A satellite picture of the earth at night shows swaths of darkness across Southeast Asia, the Middle East, and Africa. For the people living there, a simple light bulb would mean an extension of both their productivity and their leisure times.

Entrepreneurial power
The real invention here, though, may be the economic model that Kamen and Quadir hope to use to distribute the machines. It is fashioned after Grameen Phone's business, where village entrepreneurs (mostly women) are given micro-loans to purchase a cell phone and service. The women, in turn, charge other villagers to make calls.

"We have 200,000 rural entrepreneurs who are selling telephone services in their communities," notes Quadir. "The vision is to replicate that with electricity."

During the test in Bangladesh, Kamen's Stirling machines created three entrepreneurs in each village: one to run the machine and sell the electricity, one to collect dung from local farmers and sell it to the first entrepreneur, and a third to lease out light bulbs (and presumably, in the future, other appliances) to the villagers.

Kamen thinks the same approach can work with his water-cleaning machine, which he calls the Slingshot. While the Slingshot wasn't part of Quadir's trial in Bangladesh, Kamen thinks it can be distributed the same way. "In the 21st century, water will be delivered by an entrepreneur," he predicts.

The Slingshot works by taking in contaminated water – even raw sewage -- and separating out the clean water by vaporizing it. It then shoots the remaining sludge back out a plastic tube. Kamen thinks it could be paired with the power machine and run off the other machine's waste heat.

Compared to building big power and water plants, Kamen's approach has the virtue of simplicity. He even created an instruction sheet to go with each Slingshot. It contains one step: Just add water, any water. Step two might be: add an entrepreneur.

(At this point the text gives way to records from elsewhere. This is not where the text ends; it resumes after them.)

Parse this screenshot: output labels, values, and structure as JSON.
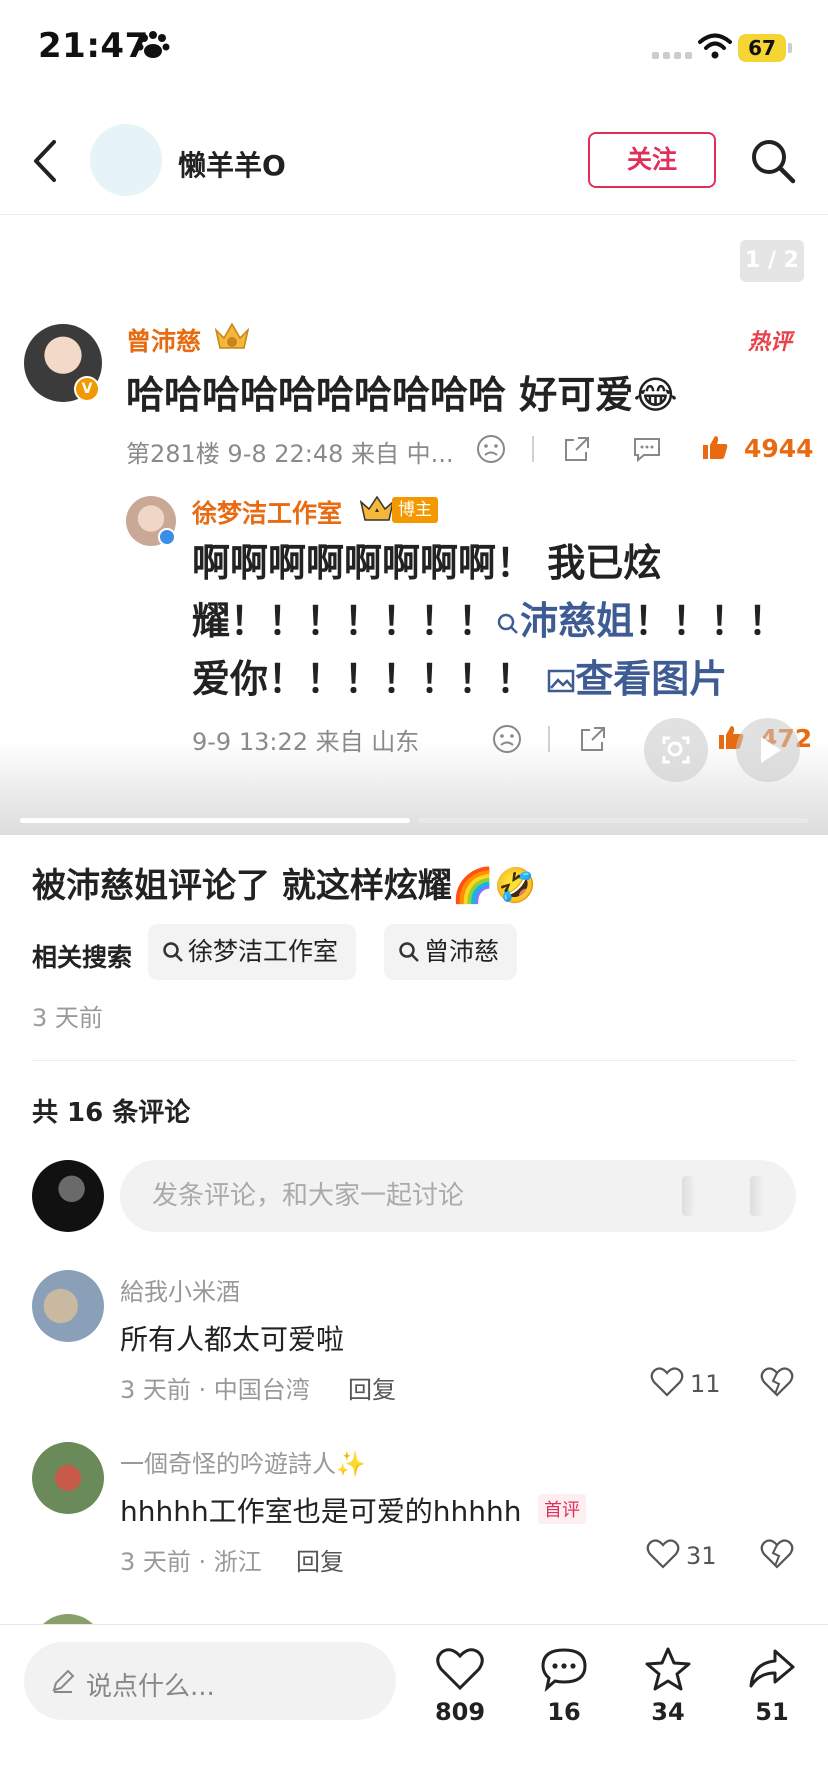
{
  "status_bar": {
    "time": "21:47",
    "battery": "67"
  },
  "header": {
    "username": "懒羊羊O",
    "follow_label": "关注"
  },
  "post_image": {
    "page_indicator": "1 / 2",
    "hot_label": "热评",
    "comment_main": {
      "author": "曾沛慈",
      "text": "哈哈哈哈哈哈哈哈哈哈 好可爱😂",
      "meta": "第281楼 9-8 22:48 来自 中...",
      "likes": "4944"
    },
    "comment_reply": {
      "author": "徐梦洁工作室",
      "badge": "博主",
      "text_part1": "啊啊啊啊啊啊啊啊！ 我已炫耀！！！！！！！",
      "mention": "沛慈姐",
      "text_part2": "！！！！爱你！！！！！！！",
      "image_link": "查看图片",
      "meta": "9-9 13:22 来自 山东",
      "likes": "472"
    }
  },
  "note": {
    "title": "被沛慈姐评论了 就这样炫耀🌈🤣",
    "related_label": "相关搜索",
    "tags": [
      "徐梦洁工作室",
      "曾沛慈"
    ],
    "time": "3 天前"
  },
  "comments": {
    "count_label": "共 16 条评论",
    "input_placeholder": "发条评论，和大家一起讨论",
    "reply_label": "回复",
    "first_tag": "首评",
    "items": [
      {
        "name": "給我小米酒",
        "text": "所有人都太可爱啦",
        "meta": "3 天前 · 中国台湾",
        "likes": "11"
      },
      {
        "name": "一個奇怪的吟遊詩人✨",
        "text": "hhhhh工作室也是可爱的hhhhh",
        "meta": "3 天前 · 浙江",
        "likes": "31"
      },
      {
        "name": "…"
      }
    ]
  },
  "bottom_bar": {
    "say_placeholder": "说点什么...",
    "likes": "809",
    "comments": "16",
    "stars": "34",
    "shares": "51"
  },
  "colors": {
    "accent": "#e0305a",
    "orange": "#e86b12",
    "link": "#3e5b93"
  }
}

"Not required are engineers, pipelines, epidemiologists, or microbiologists," says Kamen. "You don't need any -ologists. You don't need any building permits, bribery, or bureaucracies."

The price of freedom
Still, even if some of the technical challenges have been solved ("I know the technology works and I'd fall on my sword to prove it," insists Kamen), the economic challenges still loom.

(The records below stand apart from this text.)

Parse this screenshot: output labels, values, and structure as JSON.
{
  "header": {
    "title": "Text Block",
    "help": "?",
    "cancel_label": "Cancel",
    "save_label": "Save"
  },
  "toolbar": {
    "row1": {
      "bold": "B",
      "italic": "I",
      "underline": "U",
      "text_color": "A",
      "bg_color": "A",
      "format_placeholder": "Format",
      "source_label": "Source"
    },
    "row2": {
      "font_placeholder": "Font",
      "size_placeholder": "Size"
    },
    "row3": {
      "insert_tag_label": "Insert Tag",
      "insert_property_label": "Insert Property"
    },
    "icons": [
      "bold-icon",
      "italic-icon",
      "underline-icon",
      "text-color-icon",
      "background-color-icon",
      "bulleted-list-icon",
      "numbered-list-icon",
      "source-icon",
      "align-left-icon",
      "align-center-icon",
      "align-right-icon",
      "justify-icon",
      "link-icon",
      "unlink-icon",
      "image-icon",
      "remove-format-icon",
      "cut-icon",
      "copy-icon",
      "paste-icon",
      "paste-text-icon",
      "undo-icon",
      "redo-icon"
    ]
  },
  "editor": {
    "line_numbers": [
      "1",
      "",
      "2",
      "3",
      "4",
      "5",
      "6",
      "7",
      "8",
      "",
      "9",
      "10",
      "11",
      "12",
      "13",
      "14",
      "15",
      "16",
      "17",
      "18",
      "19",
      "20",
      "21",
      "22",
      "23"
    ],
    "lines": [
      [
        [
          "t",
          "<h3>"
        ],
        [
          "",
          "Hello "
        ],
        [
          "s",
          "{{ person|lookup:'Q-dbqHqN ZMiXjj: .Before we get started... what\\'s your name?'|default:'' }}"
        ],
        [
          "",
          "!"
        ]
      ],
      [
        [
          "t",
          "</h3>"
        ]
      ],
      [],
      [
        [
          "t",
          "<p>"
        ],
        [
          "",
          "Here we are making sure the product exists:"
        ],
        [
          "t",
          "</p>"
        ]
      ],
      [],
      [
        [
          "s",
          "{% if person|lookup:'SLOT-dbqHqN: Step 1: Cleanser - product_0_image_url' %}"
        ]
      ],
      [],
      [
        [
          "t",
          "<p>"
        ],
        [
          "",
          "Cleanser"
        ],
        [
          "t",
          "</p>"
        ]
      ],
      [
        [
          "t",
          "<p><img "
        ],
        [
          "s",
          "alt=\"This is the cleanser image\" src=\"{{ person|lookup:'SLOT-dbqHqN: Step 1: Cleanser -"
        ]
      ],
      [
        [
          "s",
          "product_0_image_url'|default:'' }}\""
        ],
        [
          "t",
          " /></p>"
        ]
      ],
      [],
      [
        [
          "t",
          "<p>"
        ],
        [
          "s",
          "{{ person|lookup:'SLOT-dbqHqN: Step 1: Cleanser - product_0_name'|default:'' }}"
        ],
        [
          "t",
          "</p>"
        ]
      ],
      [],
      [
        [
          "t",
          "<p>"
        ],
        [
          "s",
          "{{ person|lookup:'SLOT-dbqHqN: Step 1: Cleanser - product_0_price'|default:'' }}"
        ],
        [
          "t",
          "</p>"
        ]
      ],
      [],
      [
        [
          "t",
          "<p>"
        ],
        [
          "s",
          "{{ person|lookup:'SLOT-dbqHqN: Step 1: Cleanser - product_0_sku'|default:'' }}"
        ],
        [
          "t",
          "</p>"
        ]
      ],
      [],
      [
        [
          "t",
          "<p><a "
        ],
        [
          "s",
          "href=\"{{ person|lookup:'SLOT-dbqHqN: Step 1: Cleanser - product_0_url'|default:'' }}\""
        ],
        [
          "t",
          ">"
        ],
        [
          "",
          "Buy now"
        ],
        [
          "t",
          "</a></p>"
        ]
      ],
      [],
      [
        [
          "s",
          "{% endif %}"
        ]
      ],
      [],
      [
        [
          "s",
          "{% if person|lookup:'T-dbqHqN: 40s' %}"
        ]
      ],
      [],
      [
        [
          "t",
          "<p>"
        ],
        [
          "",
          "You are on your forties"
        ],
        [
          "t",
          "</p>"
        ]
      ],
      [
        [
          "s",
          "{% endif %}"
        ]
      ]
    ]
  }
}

Kamen's goal is to produce machines that cost $1,000 to $2,000 each. That's a far cry from the $100,000 that each hand-machined prototype cost to build.

Quadir is going to try and see if the machines can be produced economically by a factory in Bangladesh. If the numbers work out, not only does he think that distributing them in a decentralized fashion will be good business -- he also thinks it will be good public policy. Instead of putting up a 500-megawatt power plant in a developing country, he argues, it would be much better to place 500,000 one-kilowatt power plants in villages all over the place, because then you would create 500,000 entrepreneurs.

"Isn't that better for democracy?" Quadir asks. "We see a shortage of democracy in the world, and we are surprised. If you strengthen the economic hands of people, you will foster real democracy."

Lights, water, freedom. Now that's entrepreneurial.